Sections 6.1, 6.2, and 6.3 of the textbook show how to formalize this argument by adapting the banker's method to account for lazy evaluation.
PhysicistsQueue.elm
The textbook describes another way to implement a strategy similar to the one employed by BankersQueue
. In that version, the (incremental) append
function waits until front
becomes empty before applying the (monolithic) reverse
function to back
.
Because the back
list is only ever processed by monolithic functions, there is no need for it to be represented using a ThunkList
. Thus, one change to the representation is to use an ordinary List
for back
.
type Queue a =
Q { ...
, back : List a
}
Using this representation, the key operation from before becomes
appendThunkListAndList front (List.reverse back)
where
appendThunkListAndList : ThunkList a -> List a -> ThunkList a
is an incremental function. (Exercise — Implement appendThunkListAndList
.)
Because this function, like append
, is incremental, the resulting list is not entirely evaluated right away. As it turns out, because of the expensive reverse
within the append
ed list, the amortized analysis can be made to work even if this concatenation is performed eagerly. Thus, a second change to the representation is to store front
as a Thunk (List a)
(an ordinary List
that is suspended) rather than a ThunkList a
(a stream).
type Queue a =
Q { ...
, front : Thunk (List a)
, back : List a
}
Using this representation, the key operation from before is simply:
force front ++ List.reverse back
A consequence of this representation is that peek
and dequeue
must force
the entire suspended front
list. To reduce the costs of these operations, the final change to the representation is to keep an additional (evaluated) List
that is a prefix
of (the suspended List
) front
to facilitate fast access to the front of front
.
-- invariants:
-- frontSize >= backSize
-- prefix == [] ==> front == []
--
type Queue a =
Q { prefix : List a
, frontSize : Int
, front : Thunk (List a)
, backSize : Int
, back : List a
}
Like in the BankersQueue
, the size of the back
is never allowed to become larger than the front
. In addition, pre
is allowed to be empty only if front
is empty. The check
and checkPrefix
functions enforce these invariants.
check prefix frontSize front backSize back =
if frontSize >= backSize then
checkPrefix prefix frontSize front backSize back
else
let newFront = lazy (\_ -> force front ++ List.reverse back) in
checkPrefix prefix (frontSize + backSize) newFront 0 []
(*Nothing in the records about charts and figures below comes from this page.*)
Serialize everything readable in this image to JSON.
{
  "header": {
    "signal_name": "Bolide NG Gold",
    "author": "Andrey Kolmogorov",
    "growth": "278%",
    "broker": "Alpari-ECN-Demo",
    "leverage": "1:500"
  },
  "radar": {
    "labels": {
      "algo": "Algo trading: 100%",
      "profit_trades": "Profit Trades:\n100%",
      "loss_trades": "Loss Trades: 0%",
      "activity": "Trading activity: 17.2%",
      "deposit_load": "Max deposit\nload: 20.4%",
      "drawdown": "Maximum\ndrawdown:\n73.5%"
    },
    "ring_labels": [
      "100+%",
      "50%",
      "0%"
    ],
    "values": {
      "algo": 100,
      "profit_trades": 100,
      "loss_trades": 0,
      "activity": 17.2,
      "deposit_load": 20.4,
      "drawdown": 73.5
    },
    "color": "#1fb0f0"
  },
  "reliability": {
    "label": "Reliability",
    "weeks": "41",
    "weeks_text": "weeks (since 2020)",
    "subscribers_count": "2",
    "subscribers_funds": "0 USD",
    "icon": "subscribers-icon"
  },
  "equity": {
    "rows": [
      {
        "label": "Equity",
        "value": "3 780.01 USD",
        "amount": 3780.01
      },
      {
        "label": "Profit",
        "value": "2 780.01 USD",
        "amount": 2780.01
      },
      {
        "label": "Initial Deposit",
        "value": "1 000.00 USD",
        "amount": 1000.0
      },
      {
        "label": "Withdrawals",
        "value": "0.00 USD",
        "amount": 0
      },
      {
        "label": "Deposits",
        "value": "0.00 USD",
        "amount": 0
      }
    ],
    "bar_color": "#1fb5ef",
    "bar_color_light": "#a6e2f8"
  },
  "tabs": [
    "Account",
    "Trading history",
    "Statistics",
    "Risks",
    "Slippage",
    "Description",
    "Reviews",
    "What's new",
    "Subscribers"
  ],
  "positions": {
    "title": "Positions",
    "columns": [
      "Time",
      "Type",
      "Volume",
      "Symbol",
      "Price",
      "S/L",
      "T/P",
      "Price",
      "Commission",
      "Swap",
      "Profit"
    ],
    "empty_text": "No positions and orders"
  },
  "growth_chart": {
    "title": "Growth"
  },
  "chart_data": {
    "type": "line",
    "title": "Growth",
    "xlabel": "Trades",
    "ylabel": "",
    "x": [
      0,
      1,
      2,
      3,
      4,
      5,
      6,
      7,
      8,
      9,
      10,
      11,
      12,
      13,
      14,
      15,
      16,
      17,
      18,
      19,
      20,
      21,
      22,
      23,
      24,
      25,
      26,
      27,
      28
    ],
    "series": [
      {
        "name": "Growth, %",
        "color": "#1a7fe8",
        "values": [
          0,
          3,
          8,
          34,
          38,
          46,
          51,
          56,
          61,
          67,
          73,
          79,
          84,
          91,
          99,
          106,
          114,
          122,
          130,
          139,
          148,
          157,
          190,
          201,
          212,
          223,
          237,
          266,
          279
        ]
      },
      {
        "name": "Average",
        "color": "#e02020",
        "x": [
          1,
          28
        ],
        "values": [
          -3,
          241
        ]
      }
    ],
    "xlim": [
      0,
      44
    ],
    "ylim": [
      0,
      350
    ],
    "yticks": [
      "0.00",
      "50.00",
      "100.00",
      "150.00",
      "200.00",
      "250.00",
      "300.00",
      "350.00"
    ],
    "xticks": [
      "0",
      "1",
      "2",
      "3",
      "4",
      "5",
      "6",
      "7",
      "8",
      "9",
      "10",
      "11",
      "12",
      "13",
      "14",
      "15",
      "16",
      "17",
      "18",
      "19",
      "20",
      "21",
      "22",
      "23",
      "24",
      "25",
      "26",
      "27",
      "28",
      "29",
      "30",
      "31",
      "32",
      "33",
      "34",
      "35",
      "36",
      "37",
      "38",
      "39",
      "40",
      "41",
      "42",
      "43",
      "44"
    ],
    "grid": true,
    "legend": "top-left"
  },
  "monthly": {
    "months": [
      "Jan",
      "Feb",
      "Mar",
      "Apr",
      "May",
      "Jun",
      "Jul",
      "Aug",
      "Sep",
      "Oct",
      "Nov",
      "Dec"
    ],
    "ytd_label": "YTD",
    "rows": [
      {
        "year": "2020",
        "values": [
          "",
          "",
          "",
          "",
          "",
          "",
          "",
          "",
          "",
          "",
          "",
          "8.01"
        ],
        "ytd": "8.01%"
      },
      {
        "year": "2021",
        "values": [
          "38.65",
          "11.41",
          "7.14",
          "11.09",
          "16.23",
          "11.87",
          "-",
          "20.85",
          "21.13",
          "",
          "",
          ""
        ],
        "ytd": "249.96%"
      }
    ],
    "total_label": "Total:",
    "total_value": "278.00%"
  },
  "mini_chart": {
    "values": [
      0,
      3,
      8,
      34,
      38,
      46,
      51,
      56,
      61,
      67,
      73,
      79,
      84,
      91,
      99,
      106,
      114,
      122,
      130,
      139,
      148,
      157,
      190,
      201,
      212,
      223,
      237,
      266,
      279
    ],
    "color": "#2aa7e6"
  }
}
checkPrefix prefix frontSize front backSize back =
let
newPrefix =
case prefix of
[] -> force front
_ -> prefix
in
Q { prefix = newPrefix
, frontSize = frontSize
, front = front
, backSize = backSize
, back = back
}
The enqueue
operation adds to the back
and peek
pulls from prefix
, the partially evaluated front of the front
.
enqueue : a -> Queue a -> Queue a
enqueue x (Q {prefix, frontSize, front, backSize, back}) =
check prefix frontSize front (backSize+1) (x::back)
peek : Queue a -> Maybe a
peek (Q {prefix}) =
List.head prefix
The dequeue
operation "tails" both prefix
and front
:
dequeue : Queue a -> Maybe (Queue a)
dequeue (Q {prefix, frontSize, front, backSize, back}) =
if frontSize == 0 then
Nothing
else
case (prefix, force front) of
(_ :: prefix_, _ :: front_) ->
Just (check prefix_ (frontSize-1) (lazy (\() -> front_)) backSize back)
_ ->
Debug.todo "dequeue"
Section 6.4 of the textbook shows how to adapt the physicist's method to account for lazy evaluation and use to argue that this implementation, like the BankersQueue
, has O(1) amortized costs even in the face of persistent access.